In Ancient Greece, writers like Aeschylus, Sophocles and Euripides probed the causes of tragedy and the downfall of rulers and heroes. Their understanding was summarized in a single sentence: “Those whom the gods wish to destroy, they first make mad.”
Some of our church planing & management today seems dangerously close to meeting that definition too. It’s time to slow down and allow the gentle presence of the Holy Spirit to take the place of mindless imitation, and reflection to take the place of “shoot-from-the-hip” action.
3 comments:
I noticed that the most recent mail out from our Presbytery/Synod has the former designated General Secretary now designated as CEO/General Secretary. So I feel my comments have even more significance. Perhaps I should rewrite with a 'CEO' type understanding in place.
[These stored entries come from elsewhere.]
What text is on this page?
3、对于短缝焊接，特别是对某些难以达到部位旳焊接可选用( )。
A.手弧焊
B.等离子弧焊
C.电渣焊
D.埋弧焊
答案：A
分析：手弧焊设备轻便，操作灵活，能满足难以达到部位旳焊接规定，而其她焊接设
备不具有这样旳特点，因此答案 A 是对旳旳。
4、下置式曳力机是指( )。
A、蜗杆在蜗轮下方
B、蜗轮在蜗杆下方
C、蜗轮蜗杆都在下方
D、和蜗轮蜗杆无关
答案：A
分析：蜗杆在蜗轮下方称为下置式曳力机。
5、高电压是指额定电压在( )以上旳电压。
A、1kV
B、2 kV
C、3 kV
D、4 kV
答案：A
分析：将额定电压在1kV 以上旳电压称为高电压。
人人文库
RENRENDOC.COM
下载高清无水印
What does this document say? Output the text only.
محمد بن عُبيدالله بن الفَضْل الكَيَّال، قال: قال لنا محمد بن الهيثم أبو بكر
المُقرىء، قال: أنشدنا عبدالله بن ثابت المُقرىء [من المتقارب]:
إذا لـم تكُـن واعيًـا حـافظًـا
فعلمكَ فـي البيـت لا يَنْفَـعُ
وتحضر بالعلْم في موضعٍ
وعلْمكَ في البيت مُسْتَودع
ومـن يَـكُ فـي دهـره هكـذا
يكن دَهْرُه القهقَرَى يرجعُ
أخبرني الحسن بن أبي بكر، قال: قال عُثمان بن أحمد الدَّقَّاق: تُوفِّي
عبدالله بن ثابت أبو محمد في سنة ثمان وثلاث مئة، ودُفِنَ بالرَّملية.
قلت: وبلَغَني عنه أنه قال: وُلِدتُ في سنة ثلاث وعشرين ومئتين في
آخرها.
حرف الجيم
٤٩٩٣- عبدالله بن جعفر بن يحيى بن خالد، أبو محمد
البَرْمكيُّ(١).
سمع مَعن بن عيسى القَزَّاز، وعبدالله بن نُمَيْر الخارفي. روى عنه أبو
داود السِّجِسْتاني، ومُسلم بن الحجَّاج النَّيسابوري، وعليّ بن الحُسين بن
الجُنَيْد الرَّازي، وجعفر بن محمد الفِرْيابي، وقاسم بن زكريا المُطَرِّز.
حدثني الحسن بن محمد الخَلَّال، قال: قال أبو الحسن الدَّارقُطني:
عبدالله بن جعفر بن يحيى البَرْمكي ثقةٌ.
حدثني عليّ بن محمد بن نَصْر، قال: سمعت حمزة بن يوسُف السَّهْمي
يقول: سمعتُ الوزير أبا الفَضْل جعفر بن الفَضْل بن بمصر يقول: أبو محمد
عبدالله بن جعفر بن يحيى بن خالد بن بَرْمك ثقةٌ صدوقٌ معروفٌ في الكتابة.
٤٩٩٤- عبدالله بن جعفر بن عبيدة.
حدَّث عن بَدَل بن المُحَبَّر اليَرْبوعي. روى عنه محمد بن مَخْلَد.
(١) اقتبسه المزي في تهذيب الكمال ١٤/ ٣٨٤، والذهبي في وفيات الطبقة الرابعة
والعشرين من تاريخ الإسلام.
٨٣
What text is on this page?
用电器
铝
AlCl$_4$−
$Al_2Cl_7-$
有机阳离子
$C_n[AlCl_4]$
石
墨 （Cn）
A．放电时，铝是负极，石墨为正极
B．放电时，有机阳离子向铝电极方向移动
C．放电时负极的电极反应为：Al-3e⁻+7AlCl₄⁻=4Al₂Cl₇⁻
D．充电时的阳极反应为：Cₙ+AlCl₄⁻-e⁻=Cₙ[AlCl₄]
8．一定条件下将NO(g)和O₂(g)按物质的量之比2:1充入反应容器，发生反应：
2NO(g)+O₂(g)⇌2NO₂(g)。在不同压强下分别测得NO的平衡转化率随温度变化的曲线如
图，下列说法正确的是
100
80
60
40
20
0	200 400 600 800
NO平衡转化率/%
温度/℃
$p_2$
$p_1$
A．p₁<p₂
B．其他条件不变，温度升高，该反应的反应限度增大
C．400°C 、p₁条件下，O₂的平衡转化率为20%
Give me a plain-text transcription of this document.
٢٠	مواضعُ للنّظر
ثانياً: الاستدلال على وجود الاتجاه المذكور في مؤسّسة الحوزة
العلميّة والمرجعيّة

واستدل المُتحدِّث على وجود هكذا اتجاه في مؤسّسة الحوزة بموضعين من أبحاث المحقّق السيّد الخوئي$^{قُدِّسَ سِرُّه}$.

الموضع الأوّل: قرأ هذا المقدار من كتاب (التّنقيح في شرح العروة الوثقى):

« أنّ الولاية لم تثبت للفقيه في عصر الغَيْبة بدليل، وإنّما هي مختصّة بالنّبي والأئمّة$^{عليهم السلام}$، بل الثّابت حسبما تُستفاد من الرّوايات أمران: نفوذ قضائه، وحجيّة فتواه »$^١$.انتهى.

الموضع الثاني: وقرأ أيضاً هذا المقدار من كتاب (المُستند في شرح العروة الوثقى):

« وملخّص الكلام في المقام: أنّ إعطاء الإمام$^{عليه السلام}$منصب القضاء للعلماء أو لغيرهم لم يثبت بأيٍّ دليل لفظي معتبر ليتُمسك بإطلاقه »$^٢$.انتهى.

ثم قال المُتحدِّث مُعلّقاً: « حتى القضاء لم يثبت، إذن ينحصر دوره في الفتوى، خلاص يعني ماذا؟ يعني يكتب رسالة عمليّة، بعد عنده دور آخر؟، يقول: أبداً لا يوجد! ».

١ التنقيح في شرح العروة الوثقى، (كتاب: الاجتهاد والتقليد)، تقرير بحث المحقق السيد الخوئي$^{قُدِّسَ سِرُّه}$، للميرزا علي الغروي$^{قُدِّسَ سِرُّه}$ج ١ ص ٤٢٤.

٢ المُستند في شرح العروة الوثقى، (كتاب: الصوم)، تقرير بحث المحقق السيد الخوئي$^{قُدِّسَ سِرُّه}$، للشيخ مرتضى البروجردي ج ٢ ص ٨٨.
If we adopt the nomenclature of the CEO might we then begin to act out of a "CEO mindset" that is prevalent in our society?
http://www.huizenga.nova.edu/jame/evolution_files/evolution.htm
Management fashion-setters produce the collective beliefs that certain management techniques are both innovations and improvements relative to the state of the art. These beliefs may be accurate. In such cases, fashion creation involves the invention of a management innovation that is also an improvement over the state of the art in management. Alternatively, the belief that a management technique is either innovative or an improvement may be inaccurate. In such cases, fashion creation may involve either inventing management techniques that only appear to be improvements or rediscovering/reinventing old management techniques that were invented previously and forgotten.